5. 実装例と監視ツール連携(Datadog / Dynatrace)

ここでは、Datadogを例として設定例を示していきます。

5.1 Datadog Synthetic Browser Test 設定例

Datadog側での操作を示していきます。

  1. Digital Experience > New Testsを開きます
    image.png

  2. こんな感じでどのテストを作成するか選択させられるので、作成したいテストを選んでください。
    image.png
    なお、「Multistep API Test」はレスポンスで取得した要素などを使用して遷移していくのに非常に便利です。詳細は、活用例が以下のYoutubeに載っているのでこちらを確認ください。
    Youtube| How to configure Multiple API test in DataDog

  3. 細かい設定をしていく
    少し画面が古いですが、以下富士通のサイトが分かりやすかったのでこちらを参考に設定を進めて下さい
    Datadogでアプリケーションパフォーマンスを監視する方法
     ⇒「外形監視についても設定してみる」参照
    設定画面を以下に示しておきます。
    ■APIテスト
    細かい設定を定義していきます。3省や4章を参考に設計した内容を入力してください。
    image.png
    ■ブラウザテスト
    Location等の細かい設定を定義します。
    image.png
    プレビューを見ながら操作をRecordingしていきます。
    image.png

テストのRetryは基本的に設定不要です。設定をしてしまうと、テストの頻度が変わるため正確にSLOの計測ができなくなってしまいます。

5.2 プライベートロケーションについて

プライベートなネットワークでの環境の監視を必要とする場合は以下参考にしてPrivateLocationの設定を行ってください。
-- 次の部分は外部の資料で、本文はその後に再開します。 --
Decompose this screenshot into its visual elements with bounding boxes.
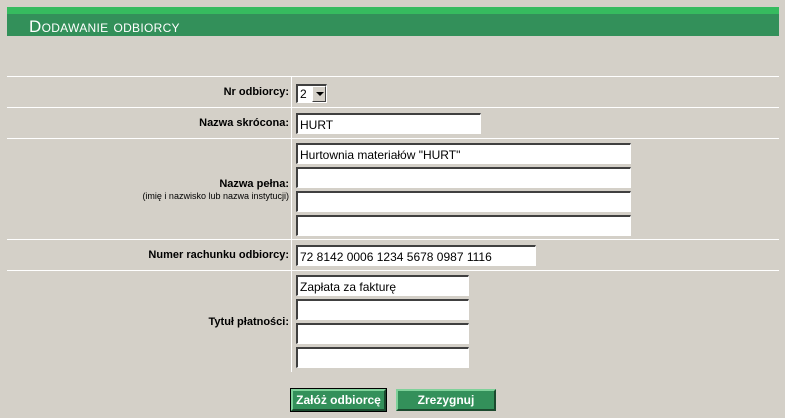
numer-rachunku-input[interactable]: 72 8142 0006 1234 5678 0987 1116 [296, 245, 536, 266]
chevron-down-icon[interactable] [312, 86, 326, 102]
page-header: Dodawanie odbiorcy [7, 7, 779, 36]
tytul-platnosci-line-1[interactable]: Zapłata za fakturę [296, 275, 469, 296]
tytul-platnosci-line-2[interactable] [296, 299, 469, 320]
nazwa-pelna-line-4[interactable] [296, 215, 631, 236]
tytul-platnosci-line-4[interactable] [296, 347, 469, 368]
nazwa-pelna-label: Nazwa pełna: [219, 177, 289, 190]
row-nr-odbiorcy: Nr odbiorcy: 2 [7, 76, 779, 107]
row-numer-rachunku: Numer rachunku odbiorcy: 72 8142 0006 12… [7, 239, 779, 270]
tytul-platnosci-label: Tytuł płatności: [208, 315, 289, 328]
nazwa-skrocona-input[interactable]: HURT [296, 113, 481, 134]
row-nazwa-skrocona: Nazwa skrócona: HURT [7, 107, 779, 138]
cancel-button[interactable]: Zrezygnuj [396, 389, 496, 411]
nr-odbiorcy-select[interactable]: 2 [296, 84, 327, 103]
nazwa-pelna-sublabel: (imię i nazwisko lub nazwa instytucji) [142, 190, 289, 201]
nazwa-pelna-line-1[interactable]: Hurtownia materiałów "HURT" [296, 143, 631, 164]
submit-button[interactable]: Załóż odbiorcę [290, 388, 387, 412]
nr-odbiorcy-value: 2 [300, 87, 307, 101]
page-title: Dodawanie odbiorcy [29, 17, 180, 36]
nazwa-pelna-line-3[interactable] [296, 191, 631, 212]
nazwa-pelna-line-2[interactable] [296, 167, 631, 188]
row-tytul-platnosci: Tytuł płatności: Zapłata za fakturę [7, 270, 779, 372]
numer-rachunku-label: Numer rachunku odbiorcy: [148, 249, 289, 261]
recipient-form: Nr odbiorcy: 2 Nazwa skrócona: HURT Nazw… [7, 76, 779, 372]
tytul-platnosci-line-3[interactable] [296, 323, 469, 344]
row-nazwa-pelna: Nazwa pełna: (imię i nazwisko lub nazwa … [7, 138, 779, 239]
nr-odbiorcy-label: Nr odbiorcy: [223, 86, 289, 98]
nazwa-skrocona-label: Nazwa skrócona: [199, 117, 289, 129]
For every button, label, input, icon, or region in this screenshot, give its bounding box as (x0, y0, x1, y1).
以下は、Azureの仮想マシンでも構成の再現ができました。
Zenn| Datadog Synthetic モニタリング(外形監視)をプライベートロケーションからやってみた

Azureでは以下の構成で可能です。
image.png

6. 運用 Tips

以下、実装を上手く進めるためのTipsになります。

  • UI テストは失敗要因が多いため、テストを軽量化(重要ポイントに絞る)して回すこと。
  • モックやステージ環境と混同せず、本番に近い環境で検証すること。
  • 失敗時は「まず API 単体を叩く」→ API 正常であれば UI 側の問題と切り分ける。
  • RUM(Real User Monitoring)とは補完関係:合成監視でカバーしきれない実ユーザーの問題は RUM で補う。

さいごに

こんな感じでつらつらとまとめてみました。結局、以下の特徴を理解して両者をユースケースに応じて組み合わせ、アラートルール・頻度・ロケーションを最適化するのが実務の王道と言えます。皆様の外形監視設計の一助になれば幸いです。

  • API テスト = 高頻度・低コストで「バックエンド健常性」を監視。
  • ブラウザテスト = ユーザー目線の「体験」を監視。実行コスト高・不安定要因あり。